The way I am going to solve this is through PL/pgSQL: to make a FOR LOOP iterating through the results of previous queries. For each column, I have an IF testing whether it differs; if yes, I increment a difference counter and go on. At the end of each loop, I compare the value to a threshold and see if I should keep the row as "similar" or not.
Such a PL/pgSQL-heavy approach seems slow in comparison to a pure SQL query, or to an SQL query with some PL/pgSQL functions involved. It would be easy to test for rows with all but X equivalent rows if I knew which rows should be different, but the difference can occur at any of some 40 rows. Is there any way how to solve this by a single query? If not, is there any faster way than to examine all the rows?
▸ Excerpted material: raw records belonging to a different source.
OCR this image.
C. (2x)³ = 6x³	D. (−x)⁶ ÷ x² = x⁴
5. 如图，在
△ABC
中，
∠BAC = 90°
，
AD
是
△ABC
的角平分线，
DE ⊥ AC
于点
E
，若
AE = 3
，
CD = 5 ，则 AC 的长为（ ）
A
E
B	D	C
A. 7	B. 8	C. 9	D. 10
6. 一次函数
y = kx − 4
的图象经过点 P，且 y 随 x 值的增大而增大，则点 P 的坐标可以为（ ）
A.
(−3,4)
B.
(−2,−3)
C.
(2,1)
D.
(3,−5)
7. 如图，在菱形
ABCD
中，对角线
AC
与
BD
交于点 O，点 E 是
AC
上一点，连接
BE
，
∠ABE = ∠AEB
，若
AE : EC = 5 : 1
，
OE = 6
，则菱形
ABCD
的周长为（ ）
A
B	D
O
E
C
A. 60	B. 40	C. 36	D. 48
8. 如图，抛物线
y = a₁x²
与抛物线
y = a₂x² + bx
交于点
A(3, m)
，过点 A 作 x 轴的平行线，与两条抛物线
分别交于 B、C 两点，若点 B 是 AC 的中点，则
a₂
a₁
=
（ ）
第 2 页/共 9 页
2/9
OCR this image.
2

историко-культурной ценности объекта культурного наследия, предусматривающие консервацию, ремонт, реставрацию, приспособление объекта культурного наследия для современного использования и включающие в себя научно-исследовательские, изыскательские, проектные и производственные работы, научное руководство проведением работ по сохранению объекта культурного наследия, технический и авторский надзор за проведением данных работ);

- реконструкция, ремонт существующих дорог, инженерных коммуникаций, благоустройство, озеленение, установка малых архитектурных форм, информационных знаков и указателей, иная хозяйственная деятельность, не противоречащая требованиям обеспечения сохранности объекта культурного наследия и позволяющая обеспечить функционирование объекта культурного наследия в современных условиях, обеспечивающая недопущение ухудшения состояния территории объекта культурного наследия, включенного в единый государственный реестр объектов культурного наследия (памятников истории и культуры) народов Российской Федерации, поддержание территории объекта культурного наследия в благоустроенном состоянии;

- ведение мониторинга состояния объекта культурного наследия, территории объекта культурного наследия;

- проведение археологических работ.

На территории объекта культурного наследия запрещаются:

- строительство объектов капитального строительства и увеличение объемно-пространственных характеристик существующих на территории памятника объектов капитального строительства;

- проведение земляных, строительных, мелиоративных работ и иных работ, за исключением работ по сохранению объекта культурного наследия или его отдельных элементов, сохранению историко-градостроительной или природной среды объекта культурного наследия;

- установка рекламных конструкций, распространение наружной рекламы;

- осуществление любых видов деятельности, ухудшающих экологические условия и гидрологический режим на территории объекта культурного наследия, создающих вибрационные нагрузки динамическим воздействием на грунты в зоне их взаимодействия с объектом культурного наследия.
EDIT: I mentioned a table, in fact it is a group of six tables linked by 1:1 relationship. I don't feel like explaining what is what, that's a different question. Extrapolating from doing this over one table to my situation is easy for me. So I simplified it (but not oversimplified it - it should demonstrate all the difficulties I have there) and made an example demonstrating what I need. Null and anything else should count as "different". No need to make a script testing it all - I just need to find out whether it is possible to do in any way more efficient than I thought about.
The point is that I don't need to count rows (as usual), but columns.
EDIT2: previous fiddle - this wasn't so short, so I let it here just for archiving reasons.
EDIT3: simplified example here - just NOT NULL integers, preprocessing omitted. Current state of data:
select * from foo;
id | bar1 | bar2 | bar3 | bar4 | bar5
----+------+------+------+------+------
1 | 4 | 2 | 3 | 4 | 11
2 | 4 | 2 | 4 | 3 | 11
3 | 6 | 3 | 3 | 5 | 13
When I run select similar_records( 1 );
, I should get only row 2 (2 columns with different values; this is within limit), not 3 (4 different values - outside the limit of two differences at most).